Android Q now natively lets users pick which module to use for calls, messages, and data, a feature manufacturers previously had to implement themselves. However, as the Pixel 2 and 3 only support Dual SIM, Dual Standby (DSDS), owners will still have to select an "active" SIM, as the technology doesn't allow for both to work concurrently. Nevertheless, it appears the operating system will support Dual SIM, Dual Active (DSDA) out of the box, which means phones that come with the feature should be able to have two active SIM modules at the same time.
Based on our readers' input, we wanted to clarify the way DSDS works: The technology allows for both SIM modules to be simultaneously registered on the network, but they can't be active at the same time. In everyday usage, this means you'll have to select the active SIM card for data, but will still receive calls and messages on both numbers. The main limitation of DSDS versus DSDA if the inability to place calls concurrently, which most people will rarely need to do.

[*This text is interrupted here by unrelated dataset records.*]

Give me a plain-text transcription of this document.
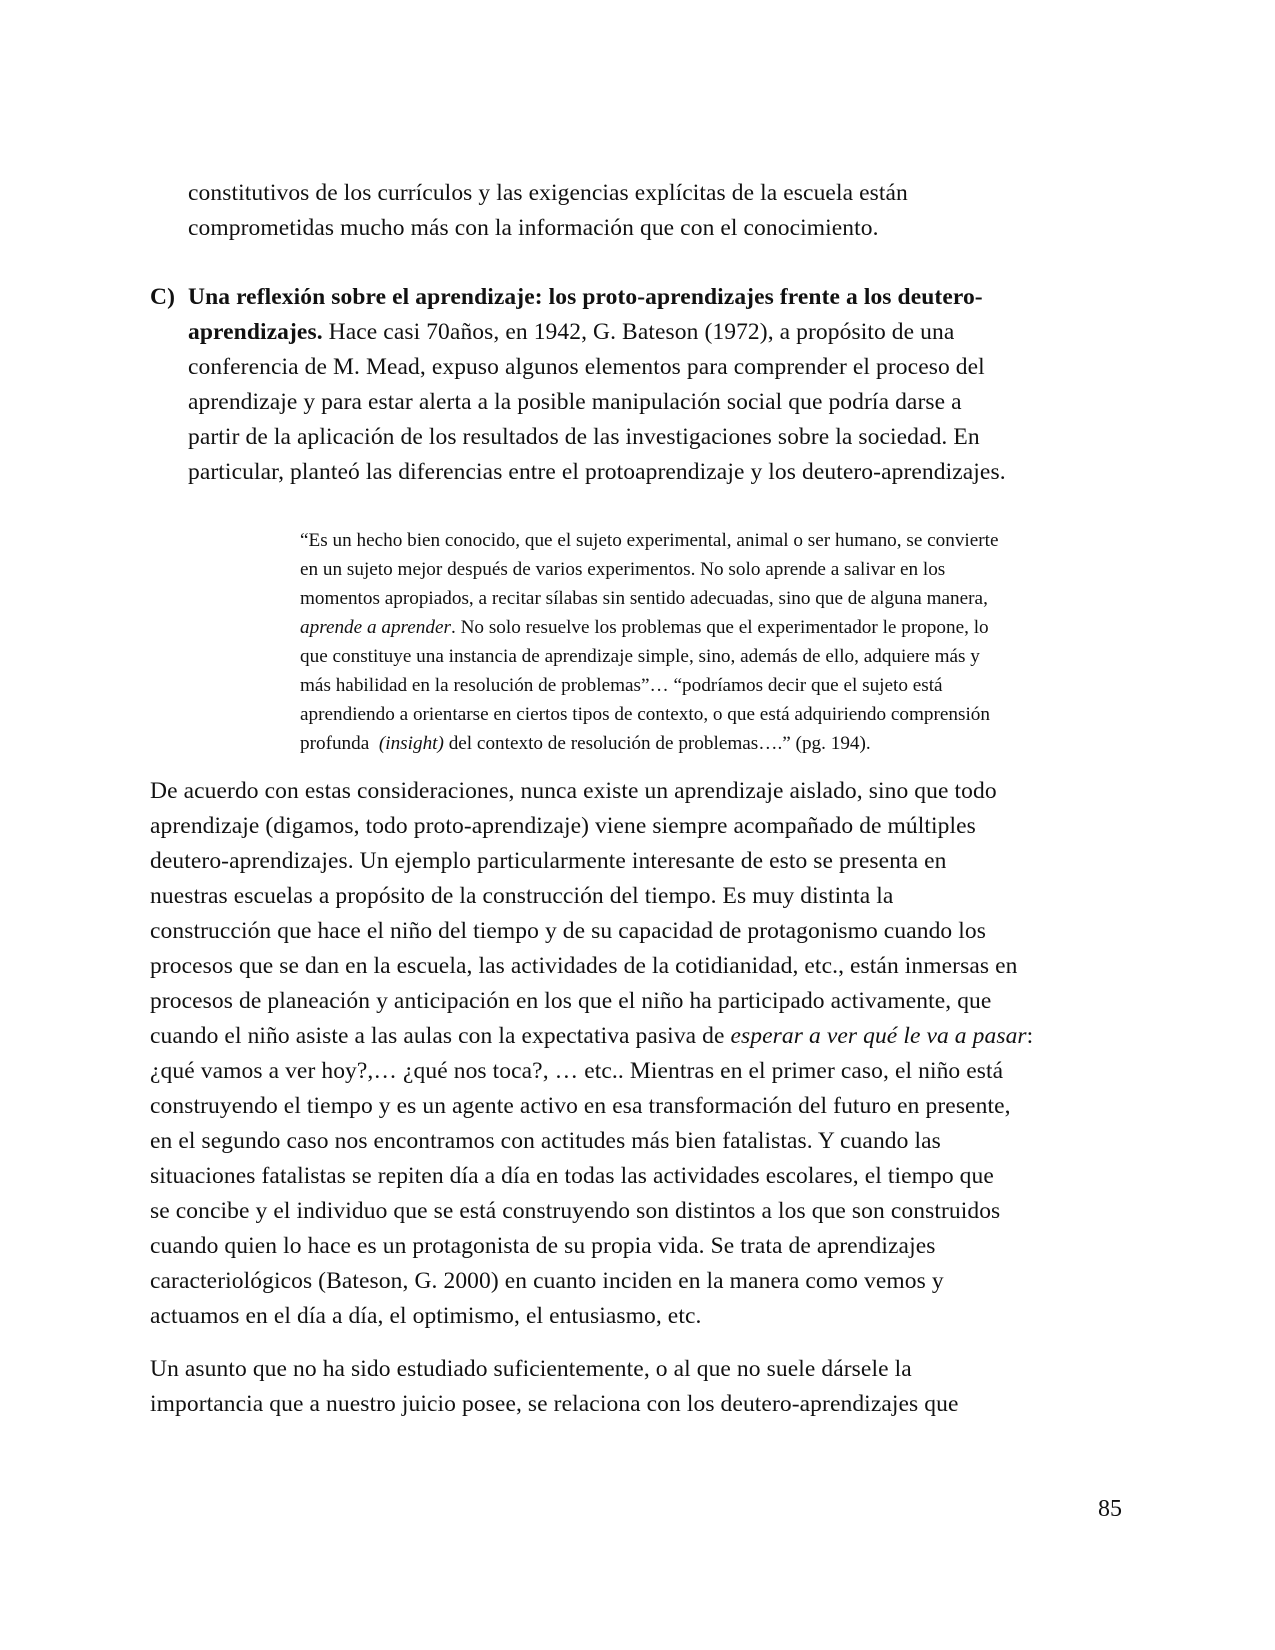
constitutivos de los currículos y las exigencias explícitas de la escuela están
comprometidas mucho más con la información que con el conocimiento.
C) Una reflexión sobre el aprendizaje: los proto-aprendizajes frente a los deutero-
aprendizajes. Hace casi 70años, en 1942, G. Bateson (1972), a propósito de una
conferencia de M. Mead, expuso algunos elementos para comprender el proceso del
aprendizaje y para estar alerta a la posible manipulación social que podría darse a
partir de la aplicación de los resultados de las investigaciones sobre la sociedad. En
particular, planteó las diferencias entre el protoaprendizaje y los deutero-aprendizajes.
“Es un hecho bien conocido, que el sujeto experimental, animal o ser humano, se convierte
en un sujeto mejor después de varios experimentos. No solo aprende a salivar en los
momentos apropiados, a recitar sílabas sin sentido adecuadas, sino que de alguna manera,
aprende a aprender. No solo resuelve los problemas que el experimentador le propone, lo
que constituye una instancia de aprendizaje simple, sino, además de ello, adquiere más y
más habilidad en la resolución de problemas”… “podríamos decir que el sujeto está
aprendiendo a orientarse en ciertos tipos de contexto, o que está adquiriendo comprensión
profunda  (insight) del contexto de resolución de problemas….” (pg. 194).
De acuerdo con estas consideraciones, nunca existe un aprendizaje aislado, sino que todo
aprendizaje (digamos, todo proto-aprendizaje) viene siempre acompañado de múltiples
deutero-aprendizajes. Un ejemplo particularmente interesante de esto se presenta en
nuestras escuelas a propósito de la construcción del tiempo. Es muy distinta la
construcción que hace el niño del tiempo y de su capacidad de protagonismo cuando los
procesos que se dan en la escuela, las actividades de la cotidianidad, etc., están inmersas en
procesos de planeación y anticipación en los que el niño ha participado activamente, que
cuando el niño asiste a las aulas con la expectativa pasiva de esperar a ver qué le va a pasar:
¿qué vamos a ver hoy?,… ¿qué nos toca?, … etc.. Mientras en el primer caso, el niño está
construyendo el tiempo y es un agente activo en esa transformación del futuro en presente,
en el segundo caso nos encontramos con actitudes más bien fatalistas. Y cuando las
situaciones fatalistas se repiten día a día en todas las actividades escolares, el tiempo que
se concibe y el individuo que se está construyendo son distintos a los que son construidos
cuando quien lo hace es un protagonista de su propia vida. Se trata de aprendizajes
caracteriológicos (Bateson, G. 2000) en cuanto inciden en la manera como vemos y
actuamos en el día a día, el optimismo, el entusiasmo, etc.
Un asunto que no ha sido estudiado suficientemente, o al que no suele dársele la
importancia que a nuestro juicio posee, se relaciona con los deutero-aprendizajes que
85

The Android Q Beta 2 brings a far more functional dual-SIM mode that doesn't keep switching between the two SIMs like the previous release. In fact, the device will now tell you it can simultaneously connect to two networks and will show two signal indicators in the notification tray, should you chose to activate it. As with any DSDS device, you'll have to pick which SIM to use for data and can also set your preferred line for outgoing calls and texts.
If the option isn't showing for you, you'll have to activate it in the developer menu feature flags before heading to your networking settings.
- Nick Olsen,
- Samarth Verma
Despite Beta 2 bringing full support for DSDS, users have reported they can no longer access the toggles to activate the functionality in Beta 3, whether it's through feature flags or the *#*#4636#*#* menu. However, it seems DSDS still works if it was activated prior to updating to the new version, but there's no way to turn it on or off anymore. Let's hope this is something Google will fix in the stable release, as people were quite thrilled about getting dual-SIM support on their Pixels.
Even though the DSDS settings were nowhere to be found in Beta 3, the feature continued to work if it had been previously activated. Unfortunately, support is now completely gone with the latest update, as users cannot use the functionality even if it was previously enabled. This is very disappointing, as many Pixel 3 users were thrilled to benefit from dual-SIM support on their devices. We're not sure whether Google has preferred to remove the feature from its operating system entirely, or whether it'll bring it back in the final build while it works on some improvements. I'm really hoping it'll come back in the official release, as otherwise they would be taking back something that seemed to work just fine.